As researchers have developed the technical means to screen large numbers of genes, one new problem has been that such large-scale screens bring with them an increased risk of false positives. In genomewide association studies, the answer to that problem has been to set the statistical criteria extremely high. But that in turn means that subtle effects currently have next to no chance of being detected in genomewide association studies.
In the experiments described in Science, the research team counteracted the risk of false positives in two ways: by transducing very large numbers of cells, and then culturing them through many generations.
Luo likened the effect of culturing the cells for several weeks to that of compound interest. "With sustained knockdown, more subtle differences can be magnified over time," he said.
In addition, the sheer number of cells the researchers are able to transduce with their multiplexing method makes it much easier to protect the findings against false positives than is the case in genomewide association studies. Each shRNA is delivered into roughly a thousand cells, and each experiment is repeated three times, giving the researchers "a reasonable degree of statistical certainty" that the effects they see are not false positives, Schlabach said.
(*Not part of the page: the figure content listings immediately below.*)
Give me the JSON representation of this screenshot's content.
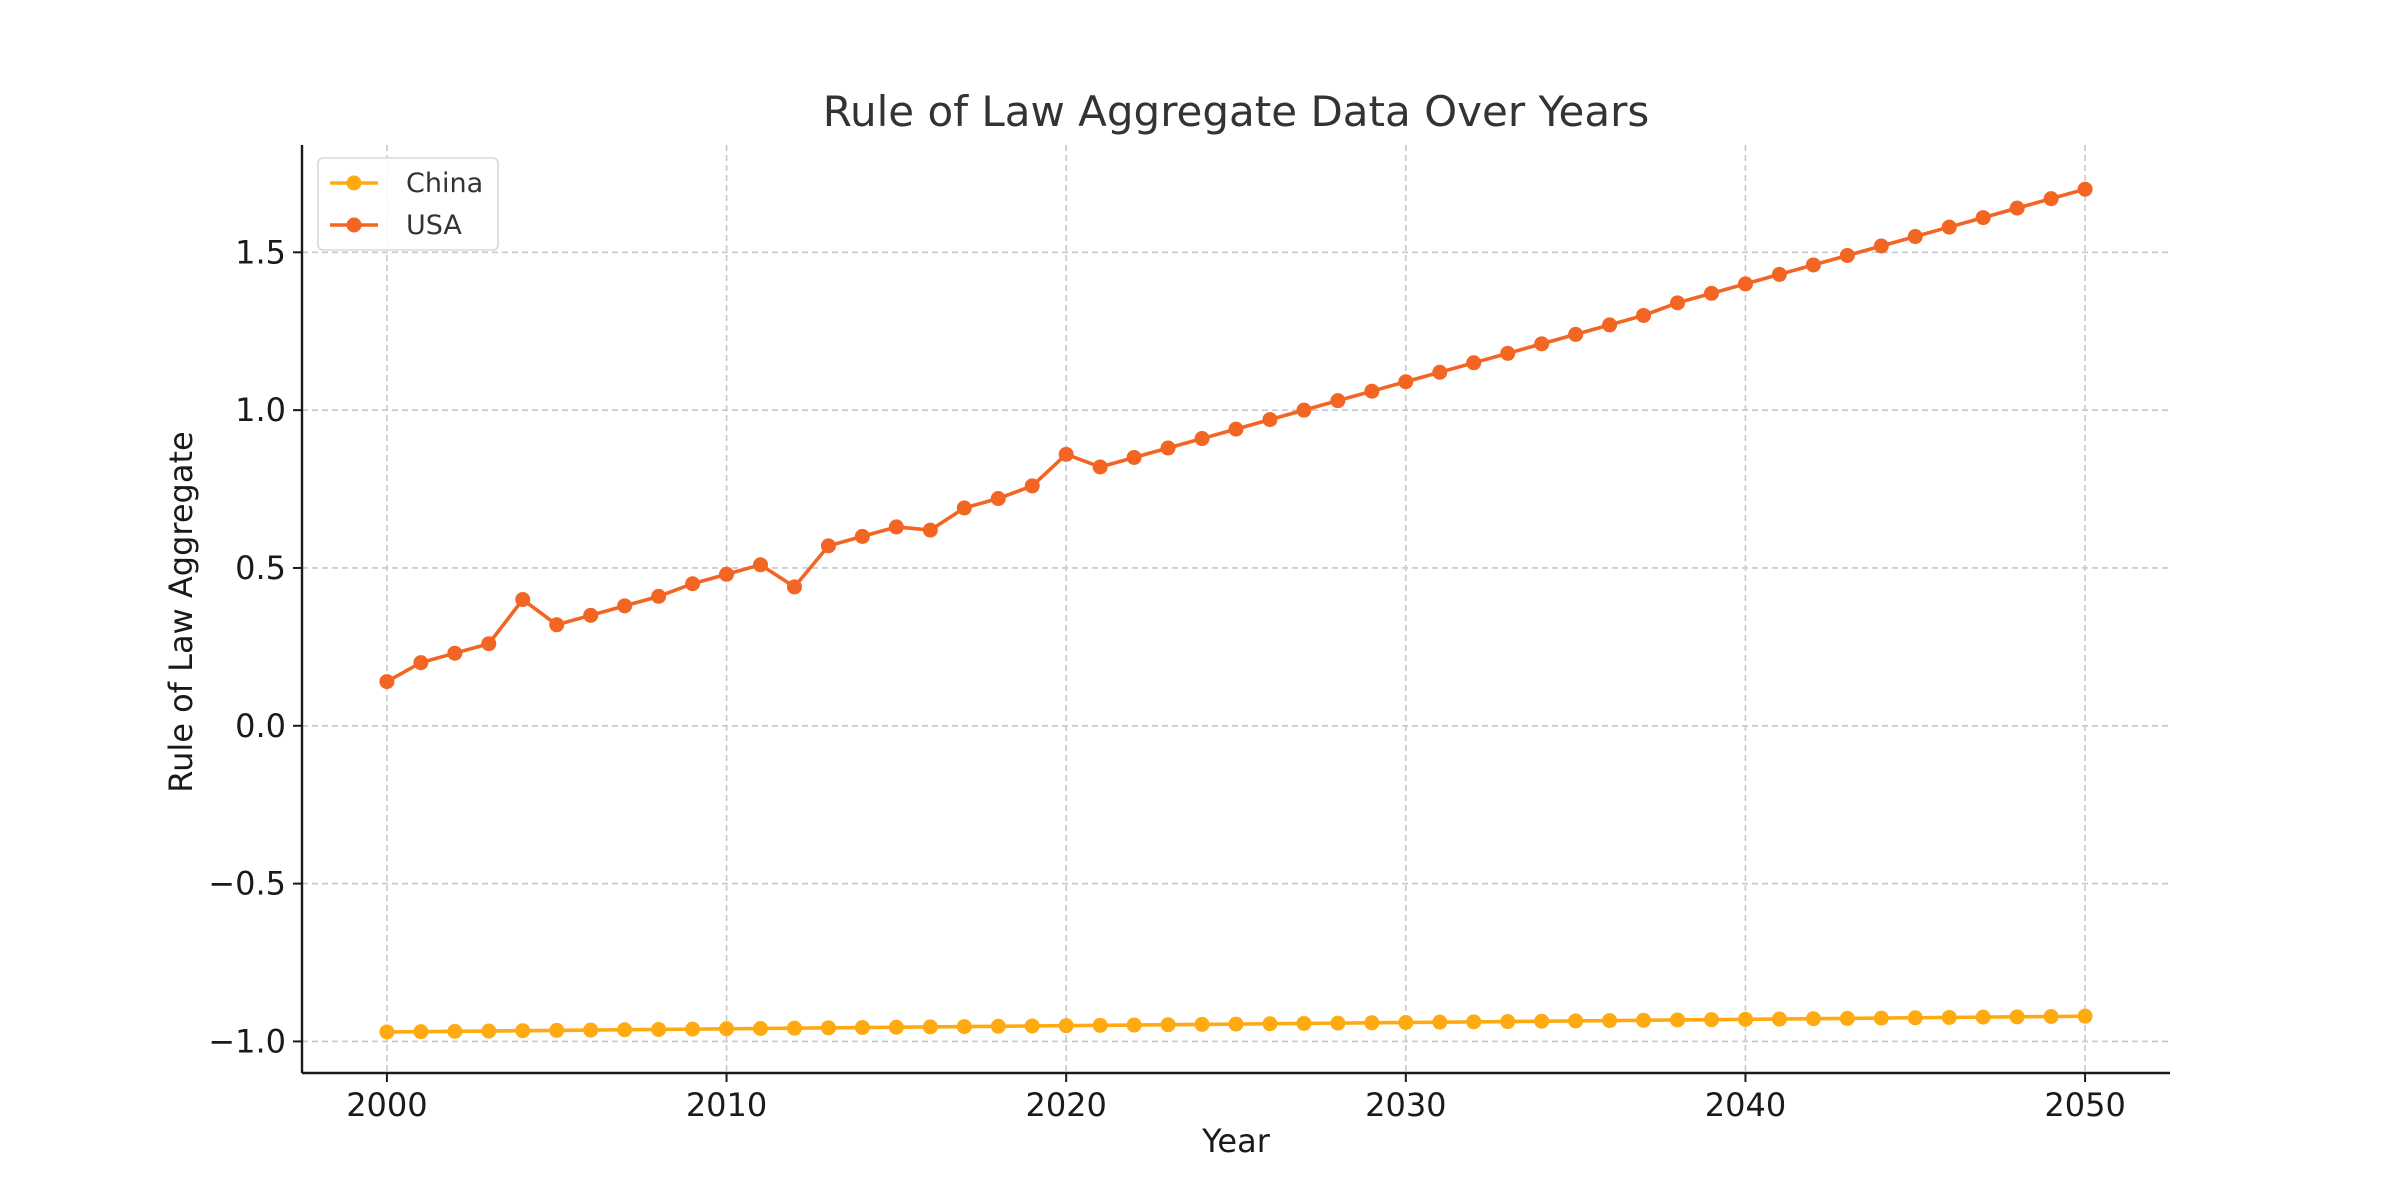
{
  "chart_data": {
    "type": "line",
    "title": "Rule of Law Aggregate Data Over Years",
    "xlabel": "Year",
    "ylabel": "Rule of Law Aggregate",
    "xlim": [
      1997.5,
      2052.5
    ],
    "ylim": [
      -1.1,
      1.84
    ],
    "xticks": [
      2000,
      2010,
      2020,
      2030,
      2040,
      2050
    ],
    "yticks": [
      -1.0,
      -0.5,
      0.0,
      0.5,
      1.0,
      1.5
    ],
    "ytick_labels": [
      "−1.0",
      "−0.5",
      "0.0",
      "0.5",
      "1.0",
      "1.5"
    ],
    "grid": true,
    "legend_position": "top-left",
    "x": [
      2000,
      2001,
      2002,
      2003,
      2004,
      2005,
      2006,
      2007,
      2008,
      2009,
      2010,
      2011,
      2012,
      2013,
      2014,
      2015,
      2016,
      2017,
      2018,
      2019,
      2020,
      2021,
      2022,
      2023,
      2024,
      2025,
      2026,
      2027,
      2028,
      2029,
      2030,
      2031,
      2032,
      2033,
      2034,
      2035,
      2036,
      2037,
      2038,
      2039,
      2040,
      2041,
      2042,
      2043,
      2044,
      2045,
      2046,
      2047,
      2048,
      2049,
      2050
    ],
    "series": [
      {
        "name": "China",
        "color": "#FFAA11",
        "values": [
          -0.97,
          -0.969,
          -0.968,
          -0.967,
          -0.966,
          -0.965,
          -0.964,
          -0.963,
          -0.962,
          -0.961,
          -0.96,
          -0.959,
          -0.958,
          -0.957,
          -0.956,
          -0.955,
          -0.954,
          -0.953,
          -0.952,
          -0.951,
          -0.95,
          -0.949,
          -0.948,
          -0.947,
          -0.946,
          -0.945,
          -0.944,
          -0.943,
          -0.942,
          -0.941,
          -0.94,
          -0.939,
          -0.938,
          -0.937,
          -0.936,
          -0.935,
          -0.934,
          -0.933,
          -0.932,
          -0.931,
          -0.93,
          -0.929,
          -0.928,
          -0.927,
          -0.926,
          -0.925,
          -0.924,
          -0.923,
          -0.922,
          -0.921,
          -0.92
        ]
      },
      {
        "name": "USA",
        "color": "#F26522",
        "values": [
          0.14,
          0.2,
          0.23,
          0.26,
          0.4,
          0.32,
          0.35,
          0.38,
          0.41,
          0.45,
          0.48,
          0.51,
          0.44,
          0.57,
          0.6,
          0.63,
          0.62,
          0.69,
          0.72,
          0.76,
          0.86,
          0.82,
          0.85,
          0.88,
          0.91,
          0.94,
          0.97,
          1.0,
          1.03,
          1.06,
          1.09,
          1.12,
          1.15,
          1.18,
          1.21,
          1.24,
          1.27,
          1.3,
          1.34,
          1.37,
          1.4,
          1.43,
          1.46,
          1.49,
          1.52,
          1.55,
          1.58,
          1.61,
          1.64,
          1.67,
          1.7
        ]
      }
    ]
  }
}
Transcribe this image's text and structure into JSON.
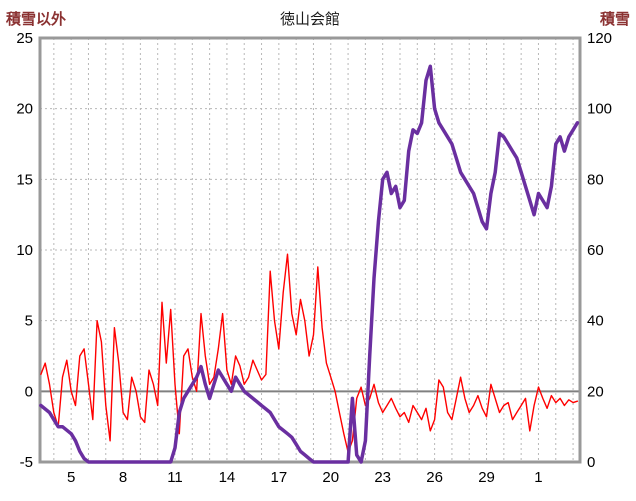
{
  "header": {
    "left_axis_title": "積雪以外",
    "title": "徳山会館",
    "right_axis_title": "積雪"
  },
  "colors": {
    "temp_line": "#ff0000",
    "snow_line": "#6a2fa0",
    "frame": "#999999",
    "grid": "#b8b8b8",
    "zero_line": "#808080",
    "tick_text": "#000000",
    "axis_title_text": "#8b3232"
  },
  "chart_data": {
    "type": "line",
    "title": "徳山会館",
    "left_axis": {
      "label": "積雪以外",
      "ticks": [
        25,
        20,
        15,
        10,
        5,
        0,
        -5
      ],
      "range": [
        -5,
        25
      ]
    },
    "right_axis": {
      "label": "積雪",
      "ticks": [
        120,
        100,
        80,
        60,
        40,
        20,
        0
      ],
      "range": [
        0,
        120
      ]
    },
    "x_axis": {
      "tick_values": [
        5,
        8,
        11,
        14,
        17,
        20,
        23,
        26,
        29,
        32
      ],
      "tick_labels": [
        "5",
        "8",
        "11",
        "14",
        "17",
        "20",
        "23",
        "26",
        "29",
        "1"
      ],
      "minor_grid_step": 1,
      "range": [
        3.2,
        34.4
      ]
    },
    "grid": true,
    "legend": "none",
    "series": [
      {
        "name": "積雪以外",
        "axis": "left",
        "color": "#ff0000",
        "width": 1.4,
        "x_start": 3.25,
        "x_step": 0.25,
        "values": [
          1.2,
          2,
          0.5,
          -1.5,
          -2.5,
          1,
          2.2,
          0,
          -1,
          2.5,
          3,
          0.5,
          -2,
          5,
          3.5,
          -1,
          -3.5,
          4.5,
          2,
          -1.5,
          -2,
          1,
          0,
          -1.8,
          -2.2,
          1.5,
          0.5,
          -1,
          6.3,
          2,
          5.8,
          0.5,
          -3,
          2.5,
          3,
          1,
          0,
          5.5,
          2.5,
          0.5,
          1,
          3,
          5.5,
          1.5,
          0.5,
          2.5,
          1.8,
          0.5,
          1,
          2.2,
          1.5,
          0.8,
          1.2,
          8.5,
          5,
          3,
          7,
          9.7,
          5.5,
          4,
          6.5,
          5,
          2.5,
          4,
          8.8,
          4.5,
          2,
          1,
          0,
          -1.5,
          -3,
          -4.3,
          -3.5,
          -0.5,
          0.3,
          -1,
          -0.5,
          0.5,
          -0.8,
          -1.5,
          -1,
          -0.5,
          -1.2,
          -1.8,
          -1.5,
          -2.2,
          -1,
          -1.5,
          -2,
          -1.2,
          -2.8,
          -2,
          0.8,
          0.3,
          -1.5,
          -2,
          -0.5,
          1,
          -0.5,
          -1.5,
          -1,
          -0.3,
          -1.2,
          -1.8,
          0.5,
          -0.5,
          -1.5,
          -1,
          -0.8,
          -2,
          -1.5,
          -1,
          -0.5,
          -2.8,
          -1,
          0.3,
          -0.5,
          -1.2,
          -0.3,
          -0.8,
          -0.5,
          -1,
          -0.6,
          -0.8,
          -0.7
        ]
      },
      {
        "name": "積雪",
        "axis": "right",
        "color": "#6a2fa0",
        "width": 3.5,
        "x_start": 3.25,
        "x_step": 0.25,
        "values": [
          16,
          15,
          14,
          12,
          10,
          10,
          9,
          8,
          6,
          3,
          1,
          0,
          0,
          0,
          0,
          0,
          0,
          0,
          0,
          0,
          0,
          0,
          0,
          0,
          0,
          0,
          0,
          0,
          0,
          0,
          0,
          4,
          14,
          18,
          20,
          22,
          24,
          27,
          22,
          18,
          22,
          26,
          24,
          22,
          20,
          24,
          22,
          20,
          19,
          18,
          17,
          16,
          15,
          14,
          12,
          10,
          9,
          8,
          7,
          5,
          3,
          2,
          1,
          0,
          0,
          0,
          0,
          0,
          0,
          0,
          0,
          0,
          18,
          2,
          0,
          6,
          30,
          52,
          68,
          80,
          82,
          76,
          78,
          72,
          74,
          88,
          94,
          93,
          96,
          108,
          112,
          100,
          96,
          94,
          92,
          90,
          86,
          82,
          80,
          78,
          76,
          72,
          68,
          66,
          76,
          82,
          93,
          92,
          90,
          88,
          86,
          82,
          78,
          74,
          70,
          76,
          74,
          72,
          78,
          90,
          92,
          88,
          92,
          94,
          96
        ]
      }
    ]
  }
}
The team hopes that its work will be complementary to the Cancer Genome Atlas, another project whose goal it is to take a comprehensive view of how cancer cells differ from normal ones. (See BioWorld Today, Dec 22, 2005.)
The Cancer Genome Atlas "takes more of a physical approach," mapping mutations to see where cancer cell DNA differs from that of normal cells. "We take more of a functional approach . . . [that] takes an unbiased view," Luo said. "Regardless of what mutations there are, we are interested in what we can inhibit in the existing genetic context."